Dit is een belangrijke vraag van collega Gryffroy over een belangrijk akkoord dat de Vlaamse Regering heeft gesloten met de Europese Investeringsbank. Nu, het onderwerp is niet nieuw. We hebben in de tijd van de coronacrisis hier in het parlement gediscussieerd over het belang van investeringen, zowel vanuit de overheid als vanuit de private sector, en hoe we die moeten ondersteunen. Daar is eigenlijk een hele resem aan aangepaste instrumenten uit voortgevloeid, minister. De Winwinlening is hervormd, er is het Vriendenaandeel gekomen, het Welvaartsfonds, de waarborgen zijn opgetrokken. Dat zijn allemaal instrumenten om investeringen, vooral van onze kmo’s, te ondersteunen en blijvend mogelijk te maken. De vraag is heel eenvoudig, minister: op welke manier kunnen we die instrumenten die zijn aangepast naar aanleiding van de coronacrisis nu nog beter inzetten in functie van de gevolgen van de Oekraïnecrisis? Is het ook geen tijd voor een nieuwe communicatiecampagne daarover naar onze Vlaamse ondernemingen?
Minister Crevits heeft het woord.
Dank u wel, collega’s. Het gras wordt zeer breed afgereden naar aanleiding van uw vraag, collega Gryffroy, maar u weet dat mijn encyclopedische kennis wereldvermaard is. Dus, eerst en vooral, collega Gryffroy: u weet dat wij in het kader van de Oekraïnecrisis heel specifiek de lening die rechtstreeks bij Vlaanderen kan worden gekregen, opgetrokken hebben tot 200 miljoen euro. Die staat nu open en wordt heel intens aangevraagd door ondernemingen. Uiteraard moet altijd bewezen worden wat de link is met de schade die men lijdt ten gevolge van de Oekraïnecrisis. Dat is een.
Twee, er is een taskforce opgericht met de hele Vlaamse Regering rond Oekraïne. Op 13 mei 2022 ga ik samen met minister-president Jambon, met onze banken, de vertegenwoordiger van de financiële sector, Febelfin, en Credimo kijken hoe zwaar de impact is op de bedrijven en wat de heel specifieke noden zijn. Ik ben zeker – ik heb dat in het parlement ook al gezegd – bereid om onze waarborginstrumenten, die trouwens voor werkkapitaal al inzetbaar zijn in het kader van Oekraïne, maximaal te enten op het beperken van de verliezen ten gevolge van een oorlog waar bedrijven niets kunnen aan doen. Ik sta ervoor open maar sta me toe om eerst de vergadering met onze banksector af te wachten vooraleer heel concreet een aantal maatregelen te nemen.
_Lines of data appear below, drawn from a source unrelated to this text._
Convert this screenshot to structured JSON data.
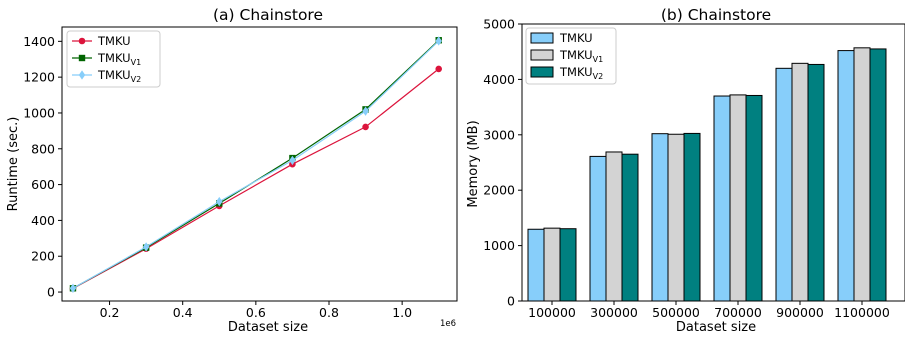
{
  "chart_data": [
    {
      "type": "line",
      "title": "(a) Chainstore",
      "xlabel": "Dataset size",
      "ylabel": "Runtime (sec.)",
      "x_offset_label": "1e6",
      "xlim": [
        0.07,
        1.15
      ],
      "ylim": [
        -50,
        1480
      ],
      "xticks": [
        0.2,
        0.4,
        0.6,
        0.8,
        1.0
      ],
      "xtick_labels": [
        "0.2",
        "0.4",
        "0.6",
        "0.8",
        "1.0"
      ],
      "yticks": [
        0,
        200,
        400,
        600,
        800,
        1000,
        1200,
        1400
      ],
      "yticks_labels": [
        "0",
        "200",
        "400",
        "600",
        "800",
        "1000",
        "1200",
        "1400"
      ],
      "x": [
        0.1,
        0.3,
        0.5,
        0.7,
        0.9,
        1.1
      ],
      "legend_position": "top-left",
      "series": [
        {
          "name": "TMKU",
          "name_sub": "",
          "color": "#dc143c",
          "marker": "circle",
          "values": [
            20,
            242,
            481,
            714,
            922,
            1246
          ]
        },
        {
          "name": "TMKU",
          "name_sub": "V1",
          "color": "#006400",
          "marker": "square",
          "values": [
            21,
            248,
            495,
            748,
            1020,
            1406
          ]
        },
        {
          "name": "TMKU",
          "name_sub": "V2",
          "color": "#87cefa",
          "marker": "diamond",
          "values": [
            21,
            252,
            505,
            735,
            1010,
            1402
          ]
        }
      ]
    },
    {
      "type": "bar",
      "title": "(b) Chainstore",
      "xlabel": "Dataset size",
      "ylabel": "Memory (MB)",
      "categories": [
        "100000",
        "300000",
        "500000",
        "700000",
        "900000",
        "1100000"
      ],
      "ylim": [
        0,
        5000
      ],
      "yticks": [
        0,
        1000,
        2000,
        3000,
        4000,
        5000
      ],
      "yticks_labels": [
        "0",
        "1000",
        "2000",
        "3000",
        "4000",
        "5000"
      ],
      "legend_position": "top-left",
      "series": [
        {
          "name": "TMKU",
          "name_sub": "",
          "color": "#87cefa",
          "values": [
            1295,
            2610,
            3020,
            3700,
            4200,
            4520
          ]
        },
        {
          "name": "TMKU",
          "name_sub": "V1",
          "color": "#d3d3d3",
          "values": [
            1315,
            2690,
            3010,
            3720,
            4290,
            4570
          ]
        },
        {
          "name": "TMKU",
          "name_sub": "V2",
          "color": "#008080",
          "values": [
            1305,
            2650,
            3025,
            3710,
            4270,
            4550
          ]
        }
      ]
    }
  ]
}
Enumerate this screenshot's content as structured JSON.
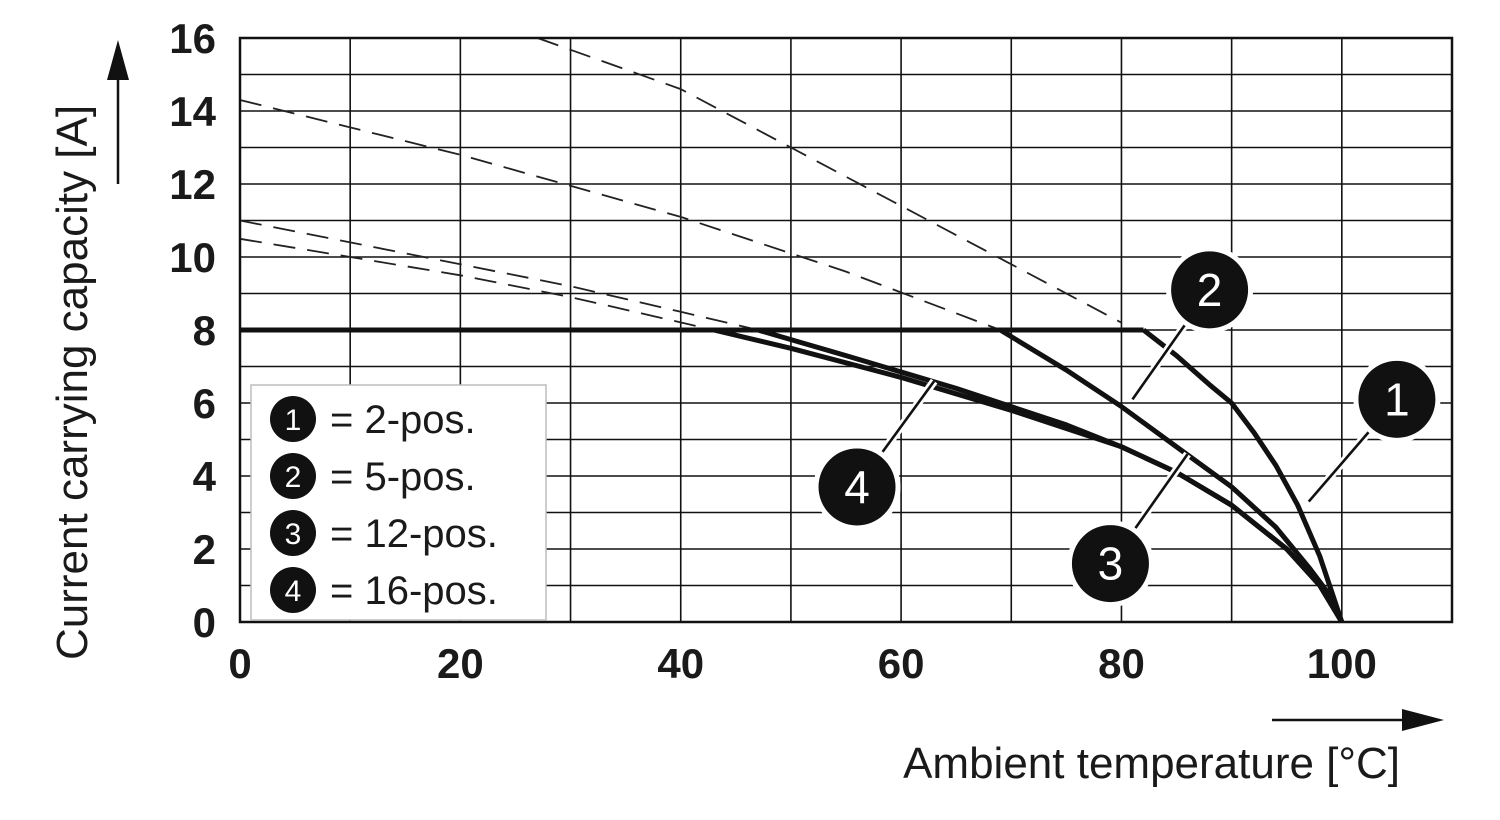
{
  "chart_data": {
    "type": "line",
    "title": "",
    "xlabel": "Ambient temperature [°C]",
    "ylabel": "Current carrying capacity [A]",
    "xlim": [
      0,
      110
    ],
    "ylim": [
      0,
      16
    ],
    "x_ticks": [
      "0",
      "20",
      "40",
      "60",
      "80",
      "100"
    ],
    "y_ticks": [
      "0",
      "2",
      "4",
      "6",
      "8",
      "10",
      "12",
      "14",
      "16"
    ],
    "grid": true,
    "current_limit": 8,
    "legend": {
      "position": "bottom-left",
      "entries": [
        {
          "marker": "1",
          "text": "= 2-pos."
        },
        {
          "marker": "2",
          "text": "= 5-pos."
        },
        {
          "marker": "3",
          "text": "= 12-pos."
        },
        {
          "marker": "4",
          "text": "= 16-pos."
        }
      ]
    },
    "series": [
      {
        "marker": "1",
        "line_style": "solid",
        "points": [
          [
            82,
            8
          ],
          [
            85,
            7.3
          ],
          [
            88,
            6.5
          ],
          [
            90,
            6
          ],
          [
            92,
            5.2
          ],
          [
            94,
            4.3
          ],
          [
            96,
            3.2
          ],
          [
            98,
            1.8
          ],
          [
            99,
            0.9
          ],
          [
            100,
            0
          ]
        ],
        "extrapolated": [
          [
            27,
            16
          ],
          [
            40,
            14.6
          ],
          [
            50,
            13
          ],
          [
            60,
            11.4
          ],
          [
            70,
            9.8
          ],
          [
            80,
            8.2
          ]
        ]
      },
      {
        "marker": "2",
        "line_style": "solid",
        "points": [
          [
            69,
            8
          ],
          [
            75,
            6.9
          ],
          [
            80,
            5.9
          ],
          [
            85,
            4.8
          ],
          [
            90,
            3.7
          ],
          [
            94,
            2.6
          ],
          [
            97,
            1.5
          ],
          [
            99,
            0.7
          ],
          [
            100,
            0
          ]
        ],
        "extrapolated": [
          [
            0,
            14.3
          ],
          [
            20,
            12.8
          ],
          [
            40,
            11.1
          ],
          [
            55,
            9.6
          ],
          [
            69,
            8
          ]
        ]
      },
      {
        "marker": "3",
        "line_style": "solid",
        "points": [
          [
            47,
            8
          ],
          [
            55,
            7.3
          ],
          [
            65,
            6.4
          ],
          [
            75,
            5.4
          ],
          [
            80,
            4.8
          ],
          [
            85,
            4.1
          ],
          [
            90,
            3.2
          ],
          [
            95,
            2.0
          ],
          [
            98,
            1.0
          ],
          [
            100,
            0
          ]
        ],
        "extrapolated": [
          [
            0,
            11
          ],
          [
            10,
            10.4
          ],
          [
            20,
            9.8
          ],
          [
            30,
            9.2
          ],
          [
            40,
            8.5
          ],
          [
            47,
            8
          ]
        ]
      },
      {
        "marker": "4",
        "line_style": "solid",
        "points": [
          [
            43,
            8
          ],
          [
            50,
            7.5
          ],
          [
            60,
            6.7
          ],
          [
            70,
            5.8
          ],
          [
            80,
            4.8
          ],
          [
            85,
            4.1
          ],
          [
            90,
            3.2
          ],
          [
            95,
            2.0
          ],
          [
            98,
            1.0
          ],
          [
            100,
            0
          ]
        ],
        "extrapolated": [
          [
            0,
            10.5
          ],
          [
            10,
            10.0
          ],
          [
            20,
            9.5
          ],
          [
            30,
            8.9
          ],
          [
            43,
            8
          ]
        ]
      }
    ],
    "callouts": [
      {
        "marker": "1",
        "badge_x": 105,
        "badge_y": 6.1,
        "leader_to": [
          97,
          3.3
        ]
      },
      {
        "marker": "2",
        "badge_x": 88,
        "badge_y": 9.1,
        "leader_to": [
          81,
          6.1
        ]
      },
      {
        "marker": "3",
        "badge_x": 79,
        "badge_y": 1.6,
        "leader_to": [
          86,
          4.6
        ]
      },
      {
        "marker": "4",
        "badge_x": 56,
        "badge_y": 3.7,
        "leader_to": [
          63,
          6.6
        ]
      }
    ]
  }
}
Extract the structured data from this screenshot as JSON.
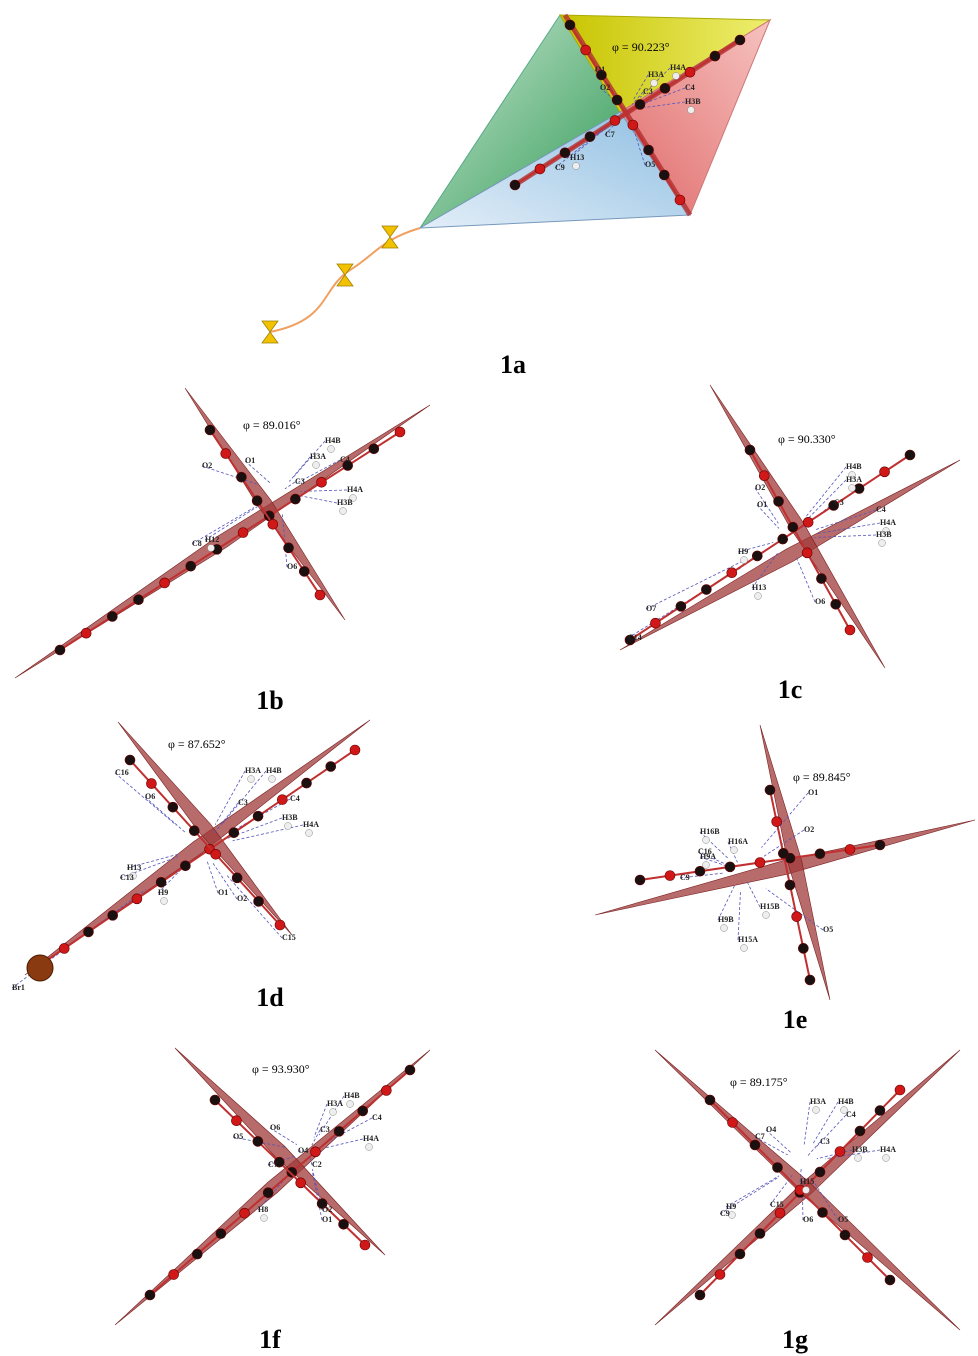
{
  "panels": [
    {
      "label": "1a",
      "angle": "φ = 90.223°",
      "atoms": [
        "O1",
        "O2",
        "H3A",
        "H4A",
        "C3",
        "C4",
        "H3B",
        "C7",
        "H13",
        "C9",
        "O5"
      ]
    },
    {
      "label": "1b",
      "angle": "φ = 89.016°",
      "atoms": [
        "O2",
        "O1",
        "H4B",
        "H3A",
        "C4",
        "C3",
        "H4A",
        "H3B",
        "H12",
        "C8",
        "O6"
      ]
    },
    {
      "label": "1c",
      "angle": "φ = 90.330°",
      "atoms": [
        "H4B",
        "H3A",
        "O2",
        "O1",
        "C3",
        "C4",
        "H4A",
        "H3B",
        "H9",
        "H13",
        "O6",
        "O7",
        "C14"
      ]
    },
    {
      "label": "1d",
      "angle": "φ = 87.652°",
      "atoms": [
        "C16",
        "O6",
        "H3A",
        "H4B",
        "C3",
        "C4",
        "H3B",
        "H4A",
        "H13",
        "C13",
        "H9",
        "O1",
        "O2",
        "C15",
        "Br1"
      ]
    },
    {
      "label": "1e",
      "angle": "φ = 89.845°",
      "atoms": [
        "O1",
        "H16B",
        "H16A",
        "C16",
        "O2",
        "H9A",
        "C9",
        "H15B",
        "H9B",
        "H15A",
        "O5"
      ]
    },
    {
      "label": "1f",
      "angle": "φ = 93.930°",
      "atoms": [
        "H4B",
        "H3A",
        "C4",
        "O5",
        "O6",
        "C3",
        "H4A",
        "O4",
        "C2",
        "C7",
        "H8",
        "O1",
        "O2"
      ]
    },
    {
      "label": "1g",
      "angle": "φ = 89.175°",
      "atoms": [
        "H3A",
        "H4B",
        "C4",
        "O4",
        "C7",
        "C3",
        "H3B",
        "H4A",
        "H15",
        "C15",
        "O6",
        "O5",
        "H9",
        "C9"
      ]
    }
  ]
}
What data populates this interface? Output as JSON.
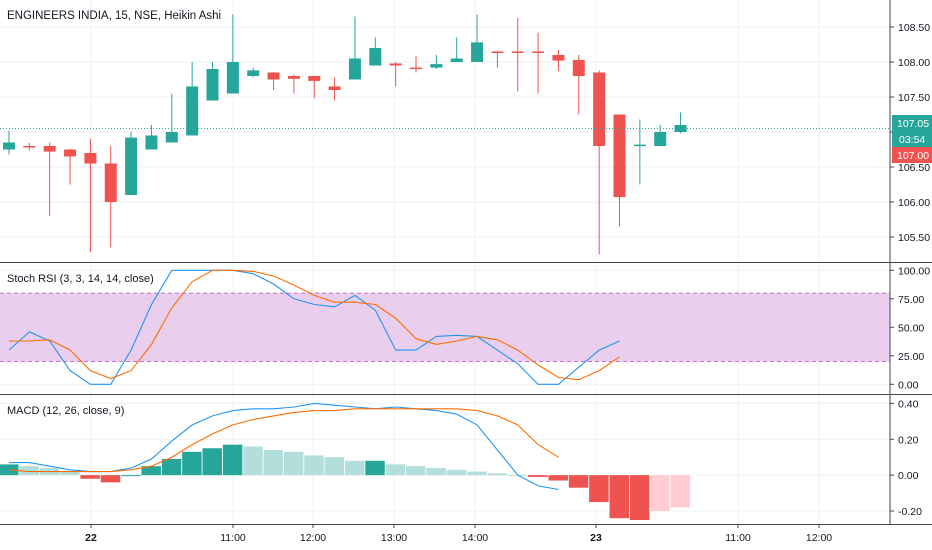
{
  "colors": {
    "up": "#26a69a",
    "down": "#ef5350",
    "macd_up_strong": "#26a69a",
    "macd_up_weak": "#b2dfdb",
    "macd_down_strong": "#ef5350",
    "macd_down_weak": "#ffcdd2",
    "stoch_k": "#2196f3",
    "stoch_d": "#ff6d00",
    "stoch_band": "#e1bee7",
    "stoch_band_line": "#9c27b0",
    "macd_line": "#2196f3",
    "signal_line": "#ff6d00",
    "last_price_line": "#26a69a",
    "grid": "#eef0f3",
    "border": "#434651"
  },
  "price_pane": {
    "title": "ENGINEERS INDIA, 15, NSE, Heikin Ashi",
    "last_price_tag": "107.05",
    "countdown_tag": "03:54",
    "prev_close_tag": "107.00"
  },
  "stoch_pane": {
    "title": "Stoch RSI (3, 3, 14, 14, close)"
  },
  "macd_pane": {
    "title": "MACD (12, 26, close, 9)"
  },
  "chart_data": [
    {
      "type": "candlestick",
      "title": "ENGINEERS INDIA, 15, NSE, Heikin Ashi",
      "ylim": [
        105.2,
        108.8
      ],
      "yticks": [
        "105.50",
        "106.00",
        "106.50",
        "107.00",
        "107.50",
        "108.00",
        "108.50"
      ],
      "x_ticks": [
        "22",
        "11:00",
        "12:00",
        "13:00",
        "14:00",
        "23",
        "11:00",
        "12:00"
      ],
      "last_price": 107.05,
      "candles": [
        {
          "o": 106.75,
          "h": 107.02,
          "l": 106.68,
          "c": 106.85
        },
        {
          "o": 106.8,
          "h": 106.84,
          "l": 106.74,
          "c": 106.79
        },
        {
          "o": 106.8,
          "h": 106.85,
          "l": 105.8,
          "c": 106.72
        },
        {
          "o": 106.75,
          "h": 106.76,
          "l": 106.25,
          "c": 106.65
        },
        {
          "o": 106.7,
          "h": 106.9,
          "l": 105.28,
          "c": 106.55
        },
        {
          "o": 106.55,
          "h": 106.8,
          "l": 105.35,
          "c": 106.0
        },
        {
          "o": 106.1,
          "h": 107.0,
          "l": 106.1,
          "c": 106.92
        },
        {
          "o": 106.75,
          "h": 107.1,
          "l": 106.75,
          "c": 106.95
        },
        {
          "o": 106.85,
          "h": 107.55,
          "l": 106.85,
          "c": 107.0
        },
        {
          "o": 106.95,
          "h": 108.0,
          "l": 106.95,
          "c": 107.65
        },
        {
          "o": 107.45,
          "h": 108.0,
          "l": 107.45,
          "c": 107.9
        },
        {
          "o": 107.55,
          "h": 108.68,
          "l": 107.55,
          "c": 108.0
        },
        {
          "o": 107.8,
          "h": 107.92,
          "l": 107.78,
          "c": 107.88
        },
        {
          "o": 107.85,
          "h": 107.86,
          "l": 107.6,
          "c": 107.75
        },
        {
          "o": 107.8,
          "h": 107.82,
          "l": 107.55,
          "c": 107.76
        },
        {
          "o": 107.8,
          "h": 107.8,
          "l": 107.48,
          "c": 107.73
        },
        {
          "o": 107.65,
          "h": 107.78,
          "l": 107.45,
          "c": 107.6
        },
        {
          "o": 107.75,
          "h": 108.65,
          "l": 107.75,
          "c": 108.05
        },
        {
          "o": 107.95,
          "h": 108.35,
          "l": 107.95,
          "c": 108.2
        },
        {
          "o": 107.98,
          "h": 108.0,
          "l": 107.65,
          "c": 107.95
        },
        {
          "o": 107.92,
          "h": 108.08,
          "l": 107.85,
          "c": 107.9
        },
        {
          "o": 107.92,
          "h": 108.1,
          "l": 107.9,
          "c": 107.97
        },
        {
          "o": 108.0,
          "h": 108.35,
          "l": 108.0,
          "c": 108.05
        },
        {
          "o": 108.0,
          "h": 108.68,
          "l": 108.0,
          "c": 108.28
        },
        {
          "o": 108.15,
          "h": 108.16,
          "l": 107.92,
          "c": 108.14
        },
        {
          "o": 108.15,
          "h": 108.63,
          "l": 107.58,
          "c": 108.13
        },
        {
          "o": 108.15,
          "h": 108.42,
          "l": 107.55,
          "c": 108.13
        },
        {
          "o": 108.1,
          "h": 108.17,
          "l": 107.87,
          "c": 108.02
        },
        {
          "o": 108.03,
          "h": 108.1,
          "l": 107.25,
          "c": 107.8
        },
        {
          "o": 107.85,
          "h": 107.88,
          "l": 105.25,
          "c": 106.8
        },
        {
          "o": 107.25,
          "h": 107.25,
          "l": 105.65,
          "c": 106.07
        },
        {
          "o": 106.8,
          "h": 107.18,
          "l": 106.25,
          "c": 106.82
        },
        {
          "o": 106.8,
          "h": 107.1,
          "l": 106.8,
          "c": 107.0
        },
        {
          "o": 107.0,
          "h": 107.28,
          "l": 106.98,
          "c": 107.1
        }
      ]
    },
    {
      "type": "line",
      "title": "Stoch RSI (3, 3, 14, 14, close)",
      "ylim": [
        -5,
        102
      ],
      "yticks": [
        "100.00",
        "75.00",
        "50.00",
        "25.00",
        "0.00"
      ],
      "bands": [
        80,
        20
      ],
      "series": [
        {
          "name": "K",
          "values": [
            30,
            46,
            38,
            12,
            0,
            0,
            30,
            70,
            100,
            100,
            100,
            100,
            97,
            88,
            75,
            70,
            68,
            78,
            65,
            30,
            30,
            42,
            43,
            42,
            30,
            18,
            0,
            0,
            15,
            30,
            38
          ]
        },
        {
          "name": "D",
          "values": [
            38,
            38,
            39,
            30,
            12,
            5,
            12,
            35,
            67,
            90,
            100,
            100,
            99,
            95,
            87,
            78,
            72,
            72,
            70,
            58,
            40,
            35,
            38,
            42,
            39,
            30,
            17,
            6,
            4,
            12,
            24
          ]
        }
      ]
    },
    {
      "type": "bar",
      "title": "MACD (12, 26, close, 9)",
      "ylim": [
        -0.25,
        0.43
      ],
      "yticks": [
        "0.40",
        "0.20",
        "0.00",
        "-0.20"
      ],
      "histogram": [
        0.06,
        0.05,
        0.04,
        0.02,
        -0.02,
        -0.04,
        0.0,
        0.05,
        0.09,
        0.13,
        0.15,
        0.17,
        0.16,
        0.14,
        0.13,
        0.11,
        0.1,
        0.08,
        0.08,
        0.06,
        0.05,
        0.04,
        0.03,
        0.02,
        0.01,
        0,
        -0.01,
        -0.03,
        -0.07,
        -0.15,
        -0.24,
        -0.25,
        -0.2,
        -0.18
      ],
      "macd": [
        0.07,
        0.07,
        0.05,
        0.03,
        0.02,
        0.02,
        0.04,
        0.09,
        0.19,
        0.28,
        0.33,
        0.36,
        0.37,
        0.37,
        0.38,
        0.4,
        0.39,
        0.38,
        0.37,
        0.38,
        0.37,
        0.36,
        0.34,
        0.28,
        0.14,
        0.0,
        -0.06,
        -0.08
      ],
      "signal": [
        0.03,
        0.02,
        0.02,
        0.02,
        0.02,
        0.02,
        0.03,
        0.05,
        0.1,
        0.17,
        0.23,
        0.28,
        0.31,
        0.33,
        0.35,
        0.36,
        0.36,
        0.37,
        0.37,
        0.37,
        0.37,
        0.37,
        0.37,
        0.36,
        0.33,
        0.28,
        0.17,
        0.1
      ]
    }
  ]
}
Collega Vande Reyde, het openstaande risico is op dit ogenblik 571 miljoen euro. Dat is beheersbaar op dit moment. U hebt wel een punt dat we voorzichtig moeten zijn. We hebben altijd gezegd dat leningen en waarborgen naar ondernemingen moeten gaan die precorona gezond waren. Hetzelfde geldt voor zaken ingevolge de Oekraïnecrisis. Je moet oppassen dat je niet de zwaksten die toch al over kop zouden gaan steunt en dan als overheid zelf het slachtoffer wordt. Maar dat is vooralsnog niet het geval.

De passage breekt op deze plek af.